Does all this make sense ? What more can I do for you ?
pk
That makes sense!
But if I choose to file as a Resident Alien, can I still claim the $5000 exemption by subtracting $5,000 on the Form 1040 Schedule C Part I Line 1 and submitting form 8833?
Thanks so so much again!
@biyao73 , I hate to say this but --- generally it is best to keep things simple where the IRS is concerned. Don't really understand why you are trying your hardest to file a resident --- the only advantage being ability to use standard deduction and whole bunch of credits ( if you are eligible ). What are you trying to achieve ? What are you not telling us ?
First for wages income you CANNOT use Schedule C without exposing yourself to Self-employment tax ( which you are excluded from because you are student ).
Second form 8833 is generally for assertion of treaty benefit positions where IRS rules conflict with treaty assertions -- don't see how this applies to you.
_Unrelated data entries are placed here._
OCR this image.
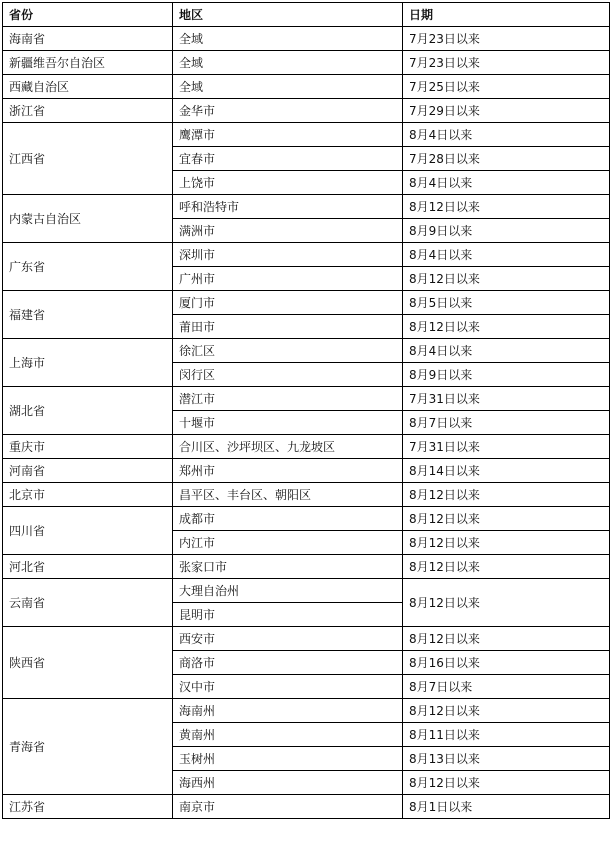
省份	地区	日期
海南省	全域	7月23日以来
新疆维吾尔自治区	全域	7月23日以来
西藏自治区	全域	7月25日以来
浙江省	金华市	7月29日以来
江西省	鹰潭市	8月4日以来
	宜春市	7月28日以来
	上饶市	8月4日以来
内蒙古自治区	呼和浩特市	8月12日以来
	满洲市	8月9日以来
广东省	深圳市	8月4日以来
	广州市	8月12日以来
福建省	厦门市	8月5日以来
	莆田市	8月12日以来
上海市	徐汇区	8月4日以来
	闵行区	8月9日以来
湖北省	潜江市	7月31日以来
	十堰市	8月7日以来
重庆市	合川区、沙坪坝区、九龙坡区	7月31日以来
河南省	郑州市	8月14日以来
北京市	昌平区、丰台区、朝阳区	8月12日以来
四川省	成都市	8月12日以来
	内江市	8月12日以来
河北省	张家口市	8月12日以来
云南省	大理自治州	8月12日以来
	昆明市	
陕西省	西安市	8月12日以来
	商洛市	8月16日以来
	汉中市	8月7日以来
青海省	海南州	8月12日以来
	黄南州	8月11日以来
	玉树州	8月13日以来
	海西州	8月12日以来
江苏省	南京市	8月1日以来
Third, if I assume that you are a student , unmarried and all you want to do is to exercise the exclusion of the first US$5000 of yearly earnings from US taxes , what is your tax advantage by being a tax resident -- do you other incomes ( non student type ) or what? Why do you need the standard deduction of $12,550 + ?
Please help me understand your situation --yes ?
Hi,
Thanks a lot for the clarification!
To provide more information regarding my situation: as mentioned in the question description, I am indeed still on the F-1 visa but I graduated from the University and now work as a full time software engineer on the F-1 OPT. Hence, I don't know if I am still a "student/trainee". I have not been transferred to be on a H1B visa yet but I will participate in the H1B lottery every year.
Based on the requirements of filing as NRA after passing PST, it says that "the student has not taken any steps to change their nonimmigrant status in the United States toward becoming a lawful permanent resident of the United States." I don't know if participating in H1B lottery will violate this requirement.
Meanwhile, for my 2021 tax return, I have filed as a RA and received education credit benefits by proving eligibility. Hence, I assume filing as NRA for 2022 doesn't really make sense. Hence, may I ask if I can still utilize the $5000 tax treaty if I file as a RA?
I apologize for any confusion and I hope this clarifies things 🙂
@biyao73 with the additional info provided in your latest -- (a) that you filed as a Resident for Tax purposes {TY 2021} and (b) that you are using OPT as a stepping stone to H1-B, I think you should continue to file as Resident for tax purposes . Additionally , while the text of the Tax Treaty does allow you to assert article 20 benefits, I think such assertion would go against the spirit of the treaty ( because you have or are taking steps to change your status from "learning" to "employee". IMHO
is there more I can do for you ?
That answers all my questions! Thanks a lot!